I would prefer to believe that this wage, then, is not designed to break the backs of LA’s intimate theaters, but consider that rehearsals for a 10-member cast would cost a theater $2,160 per week at this rate. So in order to pay for this, theaters would need to radically alter their current fundraising strategies. And given that most of these theaters are staffed with actors (Sacred Fools has a core company of around 140 members, most of whom are actors), this would mean for many a shift from volunteering to act to volunteering to fundraise, step up the grant application process, teach classes, and find other ways to bring money into the theaters. In other words, stop treating them like the creative sandboxes which they currently are, and start treating them like the businesses which they were never meant to be. There seems to be a pervasive belief that there’s money in this kind of theater that’s willfully not being spent on actors, and this assertion is simply not the case. But if it’s even a concern, AEA could require even more transparency with the financials of any of these theaters than it already does. Solutions abound, but AEA is not currently discussing anything but the impending contract – nor did it sit down with LA’s intimate theaters and discuss what might be mutually beneficial.
And if this contract goes into effect, the alternatives for union actors who want to continue in intimate theater – quitting AEA entirely or going Financial Core – would mean that they would be working in the same spaces with zero protections.
I know it’s obvious, but I’ll say this here – the arts aren’t a fixed skill set one takes a class in, then gets a job performing. They’re an evolving set of ever-changing skills, driven by personal taste and what audiences want.

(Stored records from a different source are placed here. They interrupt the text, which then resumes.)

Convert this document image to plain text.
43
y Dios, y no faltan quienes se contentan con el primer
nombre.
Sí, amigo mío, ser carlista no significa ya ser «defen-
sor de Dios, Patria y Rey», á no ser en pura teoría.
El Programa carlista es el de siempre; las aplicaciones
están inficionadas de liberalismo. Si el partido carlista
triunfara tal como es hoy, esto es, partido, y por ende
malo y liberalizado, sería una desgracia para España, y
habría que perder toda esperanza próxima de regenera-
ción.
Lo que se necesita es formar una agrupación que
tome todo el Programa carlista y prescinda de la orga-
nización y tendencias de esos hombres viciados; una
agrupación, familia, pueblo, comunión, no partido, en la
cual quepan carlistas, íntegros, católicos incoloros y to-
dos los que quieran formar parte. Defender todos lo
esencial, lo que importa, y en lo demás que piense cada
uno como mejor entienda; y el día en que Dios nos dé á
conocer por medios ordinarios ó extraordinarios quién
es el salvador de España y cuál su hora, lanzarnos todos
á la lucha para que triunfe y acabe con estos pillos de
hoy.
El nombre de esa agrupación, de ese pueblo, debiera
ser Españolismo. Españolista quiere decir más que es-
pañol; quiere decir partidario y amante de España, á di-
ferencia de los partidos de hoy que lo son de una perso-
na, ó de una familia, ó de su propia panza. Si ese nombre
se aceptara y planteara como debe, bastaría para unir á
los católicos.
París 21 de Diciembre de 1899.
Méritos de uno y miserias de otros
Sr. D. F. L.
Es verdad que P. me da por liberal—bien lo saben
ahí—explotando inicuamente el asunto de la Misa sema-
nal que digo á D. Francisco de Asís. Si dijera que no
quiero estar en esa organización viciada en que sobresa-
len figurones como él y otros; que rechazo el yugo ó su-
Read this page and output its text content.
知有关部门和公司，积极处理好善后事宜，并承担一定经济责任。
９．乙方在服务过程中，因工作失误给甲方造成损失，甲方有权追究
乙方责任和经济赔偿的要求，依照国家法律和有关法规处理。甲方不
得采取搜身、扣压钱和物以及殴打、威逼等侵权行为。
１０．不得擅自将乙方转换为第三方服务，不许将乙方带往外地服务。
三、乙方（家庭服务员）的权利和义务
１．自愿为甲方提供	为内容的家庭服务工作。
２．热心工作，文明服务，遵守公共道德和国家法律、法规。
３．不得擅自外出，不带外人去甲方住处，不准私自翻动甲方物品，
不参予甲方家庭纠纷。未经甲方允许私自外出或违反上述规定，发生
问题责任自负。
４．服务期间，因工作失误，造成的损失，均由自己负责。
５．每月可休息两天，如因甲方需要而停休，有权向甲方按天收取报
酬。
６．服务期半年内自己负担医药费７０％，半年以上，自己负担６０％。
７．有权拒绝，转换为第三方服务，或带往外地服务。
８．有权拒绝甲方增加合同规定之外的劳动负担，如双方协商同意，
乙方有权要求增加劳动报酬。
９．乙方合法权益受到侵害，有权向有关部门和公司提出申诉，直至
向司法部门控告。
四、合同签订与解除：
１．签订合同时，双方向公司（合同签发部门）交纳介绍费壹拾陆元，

Driven by passions, ambitions, impulses, and an itch to tell a story.
Denouement
I would feel differently about this entire issue if this came up from within the ranks of LA’s AEA membership and they went on strike against the 99-seat houses rather than what actually happened: AEA actors marching against their own union’s current leadership.
We joined these theaters because we didn’t want the weight of the professional world and predictable execution on our shoulders every time we undertook a creative process even if we wanted to work with professionals. And with due respect, these theaters exist because, although revivals of “Oklahoma” will always pack in a crowd, many of us share the vision that theater can be a great place to try new ideas and explore creative paths which might not be lined with gold.
Everyone in LA knows that there are plenty of theaters who abuse the current contract, and I would support AEA in cracking down on them. I would support AEA on tweaking the contract in such a way that it steered 99-seat houses down roads that would help them become full professional houses in the next several years.
But if, in trying to course-correct, LA loses a slew of its workhorse small theaters, I believe the quest to respect actors will have robbed our community of one of its richest resources.